Steam powered locomotives transformed rail travel and persisted around the globe for at least 100 years as the dominant force. This was until the mid-1800s with the advent of the electric locomotive followed by the diesel one in the late 1800s. Tracks were then standardized, locomotives and rolling stock were mass produced, and trains systems began to change the landscape of the industrialized world. For those 200 years, the impacts of the modern railroads would be enormous.
Railroads helped the United States become what it is today and allowed it to flourish right after the industrial revolution. Countries in Europe like Germany, England, and France would now have linked towns via railway systems which provided swift travel for people, labor, and goods. Railway systems were the cornerstone of the modernization of the Latin American Economy. Countries like India and Japan, and many in Africa saw great benefit and progress with the coming of the railroads. In Russia, for example, with its large territory and poorly developed road network, trains account for the majority of people and cargo transportation.
Countless cargo trains and passenger cars travel on the 1.3 million kilometers of railways around the world. Trains with only a few cars can move a short distance to deliver passengers a distance of a few city blocks while cargo trains with hundreds of cars can push goods and raw material from one end of the country to the other. Railroads are essential to our daily lives without our immediate knowledge of this fact. There are countless small-scale models of these trains and railway systems that are enjoyed by enthusiasts all over the world. Trains are known, used, or loved by many.
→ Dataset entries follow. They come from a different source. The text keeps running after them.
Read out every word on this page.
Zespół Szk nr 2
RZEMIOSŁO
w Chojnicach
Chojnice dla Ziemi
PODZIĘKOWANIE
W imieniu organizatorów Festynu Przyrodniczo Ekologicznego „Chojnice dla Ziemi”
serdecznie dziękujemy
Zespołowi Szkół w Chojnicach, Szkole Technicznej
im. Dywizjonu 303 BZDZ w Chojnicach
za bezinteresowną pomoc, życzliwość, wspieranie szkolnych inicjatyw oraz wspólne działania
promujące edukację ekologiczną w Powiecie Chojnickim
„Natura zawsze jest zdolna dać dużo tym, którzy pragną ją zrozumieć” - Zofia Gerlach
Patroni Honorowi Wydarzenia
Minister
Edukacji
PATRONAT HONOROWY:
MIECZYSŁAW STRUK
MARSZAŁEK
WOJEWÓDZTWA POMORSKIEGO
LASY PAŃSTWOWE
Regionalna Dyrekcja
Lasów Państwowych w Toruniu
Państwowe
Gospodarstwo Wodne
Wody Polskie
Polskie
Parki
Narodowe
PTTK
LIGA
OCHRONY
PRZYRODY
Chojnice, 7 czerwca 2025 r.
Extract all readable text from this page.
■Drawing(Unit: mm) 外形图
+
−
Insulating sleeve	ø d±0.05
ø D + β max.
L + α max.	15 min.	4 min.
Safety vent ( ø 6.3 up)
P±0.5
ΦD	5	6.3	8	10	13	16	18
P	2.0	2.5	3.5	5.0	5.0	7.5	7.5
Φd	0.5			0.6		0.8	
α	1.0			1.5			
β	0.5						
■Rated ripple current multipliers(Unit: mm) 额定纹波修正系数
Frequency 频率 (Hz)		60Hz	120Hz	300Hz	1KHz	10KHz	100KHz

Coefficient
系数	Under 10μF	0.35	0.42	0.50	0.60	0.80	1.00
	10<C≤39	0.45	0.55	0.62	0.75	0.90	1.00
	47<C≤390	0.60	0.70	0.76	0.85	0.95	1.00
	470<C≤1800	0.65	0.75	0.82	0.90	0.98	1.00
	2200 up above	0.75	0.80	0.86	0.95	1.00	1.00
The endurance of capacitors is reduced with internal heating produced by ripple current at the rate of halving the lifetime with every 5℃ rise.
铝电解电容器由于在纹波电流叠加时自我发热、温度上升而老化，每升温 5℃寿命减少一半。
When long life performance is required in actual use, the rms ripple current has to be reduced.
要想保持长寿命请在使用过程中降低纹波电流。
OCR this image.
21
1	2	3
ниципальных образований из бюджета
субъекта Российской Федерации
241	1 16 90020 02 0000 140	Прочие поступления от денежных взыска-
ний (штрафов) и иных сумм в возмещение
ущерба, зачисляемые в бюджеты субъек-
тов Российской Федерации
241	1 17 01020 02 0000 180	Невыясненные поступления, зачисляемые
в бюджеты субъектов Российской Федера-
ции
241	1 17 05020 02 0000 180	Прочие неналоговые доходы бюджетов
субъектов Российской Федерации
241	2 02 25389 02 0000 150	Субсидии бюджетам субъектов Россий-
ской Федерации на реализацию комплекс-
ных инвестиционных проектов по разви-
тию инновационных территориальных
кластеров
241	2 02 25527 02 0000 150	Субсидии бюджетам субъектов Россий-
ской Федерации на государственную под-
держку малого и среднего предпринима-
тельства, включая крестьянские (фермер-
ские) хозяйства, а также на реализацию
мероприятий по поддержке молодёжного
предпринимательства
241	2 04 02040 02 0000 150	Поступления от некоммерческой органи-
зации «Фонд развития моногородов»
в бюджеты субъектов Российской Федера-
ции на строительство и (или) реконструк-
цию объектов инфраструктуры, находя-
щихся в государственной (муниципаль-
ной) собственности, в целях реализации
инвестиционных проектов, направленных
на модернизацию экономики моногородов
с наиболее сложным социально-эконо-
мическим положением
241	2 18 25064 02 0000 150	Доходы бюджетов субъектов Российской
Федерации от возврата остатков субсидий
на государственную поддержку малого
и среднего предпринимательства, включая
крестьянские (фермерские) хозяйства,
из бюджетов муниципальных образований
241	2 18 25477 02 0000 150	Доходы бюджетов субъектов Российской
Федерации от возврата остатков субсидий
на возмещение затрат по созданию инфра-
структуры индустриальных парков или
Today the future is even brighter with advanced projects like the magnetic levitation trains and the hyperloop. Maglev will be lifted off the tracks and propelled by magnets at very high speeds. The tracks will no longer account for any friction. The only resistance will be the air around the maglev. Hyperloop trains take this a step further. They will run inside a tunnel system on the same magnetic principles, but the air inside the tunnel will be pumped out. This will enable the hyperloop cars to travel at enormous speeds, that rival those of aircraft, due to virtually no air resistance. We are well on the way to commercial high-speed train travel in the upcoming years. Trains are not only here to stay, but they are also evolving.